> senior-computer-vision
Object detection, image segmentation, and visual AI. Use when a user asks to detect objects in images, segment images, run YOLO inference, build a computer vision pipeline, use Faster R-CNN or SAM, deploy a vision model with TensorRT, or perform image classification. Covers YOLO, SAM, Mask R-CNN, and TensorRT optimization.

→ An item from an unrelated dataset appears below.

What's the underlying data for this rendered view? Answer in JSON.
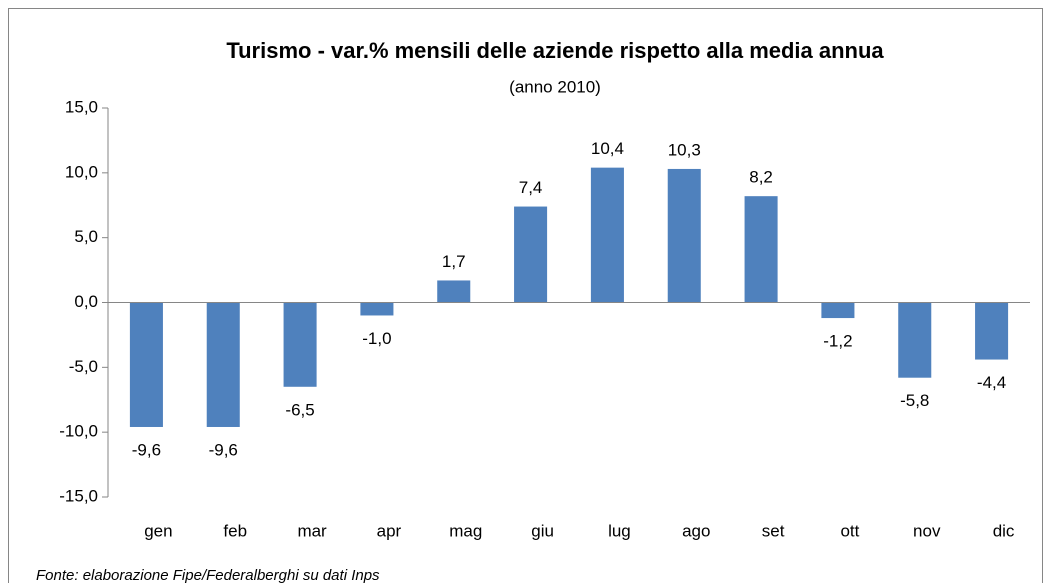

curl "https://skillshub.wtf/TerminalSkills/skills/senior-computer-vision?format=md"Senior Computer Vision
Overview
Build and deploy computer vision pipelines for object detection, image segmentation, and visual AI. Supports YOLO (v8/v11), Faster R-CNN, SAM (Segment Anything Model), and Mask R-CNN. Includes TensorRT optimization for production deployment with real-time inference.
Instructions
When a user asks for computer vision help, determine the task:
Task A: Object detection with YOLO
- Install ultralytics:
pip install ultralytics
- Run inference:
from ultralytics import YOLO
# Load a pretrained model
model = YOLO("yolo11n.pt") # nano (fastest) | s | m | l | x (most accurate)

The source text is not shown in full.